Put the car in reverse, though, and it is pretty fun to see how it stitches together the image from the various cameras on board, offering up a great assist for backing up my driveway to optimize charging port placement:
It takes a bit of getting used to, but the bottom of the stitched overhead view is the direction I’m traveling in reverse, pulling up to my garage door. Definitely better than turning around and guessing as you back up, and rear cameras are a fantastic improvement for anyone who has to parallel park in a tight spot especially!
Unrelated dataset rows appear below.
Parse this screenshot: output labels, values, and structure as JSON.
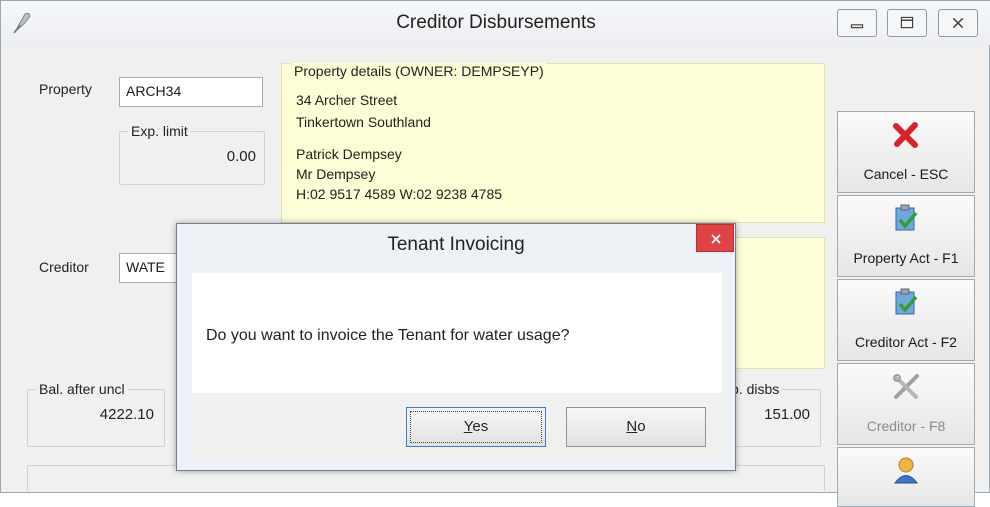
{
  "window": {
    "title": "Creditor Disbursements"
  },
  "form": {
    "property_label": "Property",
    "property_value": "ARCH34",
    "exp_limit_label": "Exp. limit",
    "exp_limit_value": "0.00",
    "creditor_label": "Creditor",
    "creditor_value": "WATE",
    "bal_after_label": "Bal. after uncl",
    "bal_after_value": "4222.10",
    "exp_disbs_label": "p. disbs",
    "exp_disbs_value": "151.00"
  },
  "property_details": {
    "caption": "Property details  (OWNER:  DEMPSEYP)",
    "address_line1": "34 Archer Street",
    "address_line2": "Tinkertown  Southland",
    "owner_name": "Patrick Dempsey",
    "salutation": "Mr Dempsey",
    "phones": "H:02 9517 4589 W:02 9238 4785"
  },
  "side_buttons": [
    {
      "label": "Cancel - ESC",
      "icon": "red-x-icon",
      "enabled": true
    },
    {
      "label": "Property Act - F1",
      "icon": "clipboard-check-icon",
      "enabled": true
    },
    {
      "label": "Creditor Act - F2",
      "icon": "clipboard-check-icon",
      "enabled": true
    },
    {
      "label": "Creditor - F8",
      "icon": "tools-icon",
      "enabled": false
    },
    {
      "label": "",
      "icon": "person-icon",
      "enabled": true
    }
  ],
  "dialog": {
    "title": "Tenant Invoicing",
    "message": "Do you want to invoice the Tenant for water usage?",
    "yes_mnemonic": "Y",
    "yes_rest": "es",
    "no_mnemonic": "N",
    "no_rest": "o"
  },
  "colors": {
    "info_panel": "#fefed6",
    "dialog_close": "#e04343",
    "focus_border": "#3d7bd0"
  }
}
Worth noting is that the JBL sound system sounds excellent too. The model I drove featured the $1620 premium audio package and if you’re stuck with a long commute, you’re going to really appreciate the full, rich, encompassing sound the upgrade delivers, along with the 9-inch touchscreen and navigational system. Since so many drivers are moving to use Apple CarPlay or Android Auto for navigation (and yes, the RAV-4 supports both) it’s also interesting that the auto manufacturers now bundle the larger screen with the infotainment upgrade.
There’s the usual set of charging features for your phone and other devices too, all stashed behind the gearshift:
Because of Toyota’s open Qi wireless charging design, however, my iPhone 12 Pro rarely was able to charge for more than a few minutes before it would slip just off-center and cause the orange light to flash, indicating it wasn’t making a proper connection. Not sure how you would fix that – maybe some non-slip rubber? – but definitely annoying.
More interesting was the back of the vehicle. Lots of cargo space:
But flip open the back storage area so you can access the EV charging cable and you see the following:
The tools for changing the tire are neatly stowed and, of course, a full-size spare is a nice surprise, but underneath the tire? That white segment? That’s just polystyrene. For that matter, so is the grey circular element inside the wheel. A bit surprising to have that be an element of a $50,000 vehicle, as the material tends not to be particularly strong and durable. I suppose that they aren’t accessed too often, but somehow I expected a bit more upscale materials even behind the proverbial scenes with the RAV-4.
Ultimately, though, there’s no question why this vehicle is so popular. The 2021 Toyota RAV-4 Prime plug-in hybrid is super energy efficient, has that terrific 42mi EV range on a full overnight charge before you need to utilize the hybrid, and is great fun to drive. It’s compact, but still roomy enough for four, five if you squeeze one into the middle seat. Definitely a vehicle to check out if you seek the best of transitional automotive technologies while you wait for the world to go full EV.
CONFIGURATION: 2021 Toyota RAV-4 Prime plug-in hybrid in Supersonic Red / Black. Powered by a 2.5L 4-Cylinder Plug-in Hybrid engine and 3.3kW on-board charger. MSRP :$41,425.00. Options included: Premium Audio, Weather Package, Special Color, Premium Package, Mudguard, Carpet Floor Mats, Door Sill Protector, Rear Bumper Applique, Wheel Lock. AS DRIVEN: $49,461.00
Disclosure: Toyota loaned me the RAV-4 for a week in return for this writeup. Thanks, Toyota!
Clarification. The RAV4 Prime charging port is located on the “passenger” side and the gasoline cap is on the driver’s side of the RAV4 Prime. Your use of “right” and “left” side of the car is confusing and can be misinterpreted.
I suppose, but it’s pretty quick for people to figure it out once the pop open either of them, AY!